Theranos founder fights to stay out of prison to care for her newborn
Theranos founder, former CEO Elizabeth Holmes, is requesting a delay to start her 11-year sentence to allow her to care for her newborn child. She is requesting a new trial.
Holmes began her sentence in a Texas prison this week after being found guilty of misleading investors about the company’s blood-testing technology. She was heavily pregnant when she last appeared in the courtroom in San Jose, California where a jury found her guilty on four felony counts of fraud and conspiracy.

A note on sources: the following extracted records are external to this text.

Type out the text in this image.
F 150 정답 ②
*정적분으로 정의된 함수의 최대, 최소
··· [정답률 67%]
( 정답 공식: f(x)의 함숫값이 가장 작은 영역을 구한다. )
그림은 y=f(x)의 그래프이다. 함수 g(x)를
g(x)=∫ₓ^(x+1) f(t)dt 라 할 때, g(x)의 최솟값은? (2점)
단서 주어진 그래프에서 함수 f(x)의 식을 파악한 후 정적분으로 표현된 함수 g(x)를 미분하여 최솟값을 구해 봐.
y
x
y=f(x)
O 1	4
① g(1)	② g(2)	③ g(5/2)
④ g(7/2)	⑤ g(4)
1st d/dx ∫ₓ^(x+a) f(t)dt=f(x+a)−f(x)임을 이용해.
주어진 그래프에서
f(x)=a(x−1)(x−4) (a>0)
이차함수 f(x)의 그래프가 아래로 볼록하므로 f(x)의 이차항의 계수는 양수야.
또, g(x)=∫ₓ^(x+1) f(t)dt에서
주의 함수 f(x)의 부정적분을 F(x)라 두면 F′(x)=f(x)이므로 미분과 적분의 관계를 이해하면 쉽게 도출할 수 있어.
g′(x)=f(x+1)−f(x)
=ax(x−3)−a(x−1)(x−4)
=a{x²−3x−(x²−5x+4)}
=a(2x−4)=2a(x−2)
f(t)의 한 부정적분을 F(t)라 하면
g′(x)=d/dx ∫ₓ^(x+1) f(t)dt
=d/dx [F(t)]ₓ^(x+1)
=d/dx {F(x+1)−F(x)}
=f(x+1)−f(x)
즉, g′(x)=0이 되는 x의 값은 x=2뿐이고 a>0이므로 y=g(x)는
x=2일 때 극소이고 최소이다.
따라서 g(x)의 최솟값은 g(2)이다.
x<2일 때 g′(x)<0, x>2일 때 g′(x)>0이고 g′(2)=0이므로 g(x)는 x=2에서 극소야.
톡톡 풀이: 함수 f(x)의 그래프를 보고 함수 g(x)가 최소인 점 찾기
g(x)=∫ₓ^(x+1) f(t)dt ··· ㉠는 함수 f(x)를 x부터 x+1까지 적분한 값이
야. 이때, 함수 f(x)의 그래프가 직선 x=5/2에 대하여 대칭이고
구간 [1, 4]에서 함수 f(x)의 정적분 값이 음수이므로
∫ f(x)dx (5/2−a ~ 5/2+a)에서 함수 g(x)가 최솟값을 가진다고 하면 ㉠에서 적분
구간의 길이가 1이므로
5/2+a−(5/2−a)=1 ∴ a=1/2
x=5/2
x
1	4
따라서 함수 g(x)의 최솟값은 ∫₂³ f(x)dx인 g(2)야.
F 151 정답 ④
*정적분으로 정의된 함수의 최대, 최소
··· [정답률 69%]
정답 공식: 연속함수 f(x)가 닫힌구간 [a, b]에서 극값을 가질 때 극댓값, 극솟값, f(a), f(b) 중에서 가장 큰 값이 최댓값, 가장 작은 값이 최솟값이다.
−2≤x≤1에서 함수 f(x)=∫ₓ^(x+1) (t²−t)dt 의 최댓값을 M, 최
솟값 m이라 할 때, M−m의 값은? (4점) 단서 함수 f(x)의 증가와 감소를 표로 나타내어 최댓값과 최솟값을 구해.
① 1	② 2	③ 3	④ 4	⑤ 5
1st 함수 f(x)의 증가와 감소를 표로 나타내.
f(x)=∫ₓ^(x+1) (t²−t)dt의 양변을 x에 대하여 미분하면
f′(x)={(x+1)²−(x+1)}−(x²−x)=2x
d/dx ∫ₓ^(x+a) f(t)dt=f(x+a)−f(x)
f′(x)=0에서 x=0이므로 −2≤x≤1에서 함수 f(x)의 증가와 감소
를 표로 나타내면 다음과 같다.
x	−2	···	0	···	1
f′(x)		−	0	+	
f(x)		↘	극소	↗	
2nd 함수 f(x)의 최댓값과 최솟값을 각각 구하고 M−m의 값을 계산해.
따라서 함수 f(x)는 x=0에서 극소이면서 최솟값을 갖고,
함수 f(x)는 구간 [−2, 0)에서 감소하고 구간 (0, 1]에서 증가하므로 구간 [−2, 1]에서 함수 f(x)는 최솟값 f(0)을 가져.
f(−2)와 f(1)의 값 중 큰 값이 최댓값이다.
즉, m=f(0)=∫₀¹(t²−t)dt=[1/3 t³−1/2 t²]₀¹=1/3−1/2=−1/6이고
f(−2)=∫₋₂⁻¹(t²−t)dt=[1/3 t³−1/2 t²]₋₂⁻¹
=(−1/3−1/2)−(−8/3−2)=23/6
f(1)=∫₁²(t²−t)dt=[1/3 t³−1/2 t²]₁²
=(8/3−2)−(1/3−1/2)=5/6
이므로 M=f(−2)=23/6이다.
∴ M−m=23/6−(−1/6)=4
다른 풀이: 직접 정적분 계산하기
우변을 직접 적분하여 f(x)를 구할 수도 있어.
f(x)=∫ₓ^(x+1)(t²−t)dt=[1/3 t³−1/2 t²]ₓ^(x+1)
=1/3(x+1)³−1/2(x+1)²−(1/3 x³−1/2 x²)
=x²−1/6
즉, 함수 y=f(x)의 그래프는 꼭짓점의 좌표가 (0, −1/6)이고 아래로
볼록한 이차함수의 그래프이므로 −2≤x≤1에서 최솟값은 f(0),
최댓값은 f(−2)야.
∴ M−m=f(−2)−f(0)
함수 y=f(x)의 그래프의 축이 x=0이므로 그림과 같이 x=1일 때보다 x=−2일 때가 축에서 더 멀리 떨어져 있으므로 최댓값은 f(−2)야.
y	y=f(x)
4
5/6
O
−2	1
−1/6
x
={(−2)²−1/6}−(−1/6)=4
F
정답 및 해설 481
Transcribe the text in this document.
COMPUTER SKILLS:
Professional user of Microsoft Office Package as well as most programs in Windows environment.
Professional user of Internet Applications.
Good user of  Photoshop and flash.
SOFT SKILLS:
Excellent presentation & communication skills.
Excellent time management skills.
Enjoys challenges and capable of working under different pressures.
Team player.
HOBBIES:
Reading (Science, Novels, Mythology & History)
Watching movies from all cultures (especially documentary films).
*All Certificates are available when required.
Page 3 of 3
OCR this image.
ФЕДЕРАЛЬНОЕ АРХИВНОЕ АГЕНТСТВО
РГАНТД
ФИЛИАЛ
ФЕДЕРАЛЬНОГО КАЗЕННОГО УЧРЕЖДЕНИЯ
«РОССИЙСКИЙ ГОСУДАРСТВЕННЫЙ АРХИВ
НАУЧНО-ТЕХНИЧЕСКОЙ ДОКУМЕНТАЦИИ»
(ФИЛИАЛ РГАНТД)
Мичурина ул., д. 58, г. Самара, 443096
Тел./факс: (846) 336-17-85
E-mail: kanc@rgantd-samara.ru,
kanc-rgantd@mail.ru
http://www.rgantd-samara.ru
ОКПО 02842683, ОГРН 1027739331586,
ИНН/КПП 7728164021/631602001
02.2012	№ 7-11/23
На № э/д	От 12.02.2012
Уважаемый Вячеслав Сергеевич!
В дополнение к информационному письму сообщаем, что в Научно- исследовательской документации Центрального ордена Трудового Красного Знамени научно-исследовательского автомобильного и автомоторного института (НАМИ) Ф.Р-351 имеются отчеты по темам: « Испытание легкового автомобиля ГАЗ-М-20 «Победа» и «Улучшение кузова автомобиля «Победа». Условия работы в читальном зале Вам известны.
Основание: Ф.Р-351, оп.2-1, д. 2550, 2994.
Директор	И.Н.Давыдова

Trial delayed due to birth of first child
Holmes, 39, previously delayed her trial so that she could give birth to her first child. She had her two children with her current partner Billy Evans whom she met in 2016 after her breakup with former partner, 57-year old Sunny Balwani, who has been convicted on 12 counts of fraud and conspiracy in a separate trial. He is also requesting for his prison sentence to be postponed to a later date.
Apart from having a young child and newborn baby, Holmes believes she should be allowed to stay out of prison while she waits for judgement to her appeal. Her lawyers have been claiming that a number of mistakes and abuses took place at her trial and they are asking for a retrial and her conviction to be nullified. They have also highlighted her unblemished record while she has been waiting for judgement during the last five years.
Holmes arrived to start her sentence in a minimum-security prison in Bryan, Texas which is about 160 km north Houston and associated with white collar crime and drugs-related convictions.
She was world’s youngest self-made billionaire
During her prison sentence Elizabeth Holmes will work for an hourly rate of between 12c and US $1.15, which will go toward payments for her court hearings. She was once believed to be the world’s youngest self-made billionaire.
The US courts have also ordered Homes and Balwani to pay US $452 million to investors of the Theranos scheme who include Australian media tycoon Rupert Murdoch and former US Treasure Secretary of State George Shultz.
At its peak Theranos was valued at US $9 billion. It promised to detect medical conditions which included diabetes with just a few drops of blood but in reality the technology behind the project never worked and the company finally collapsed in 2018.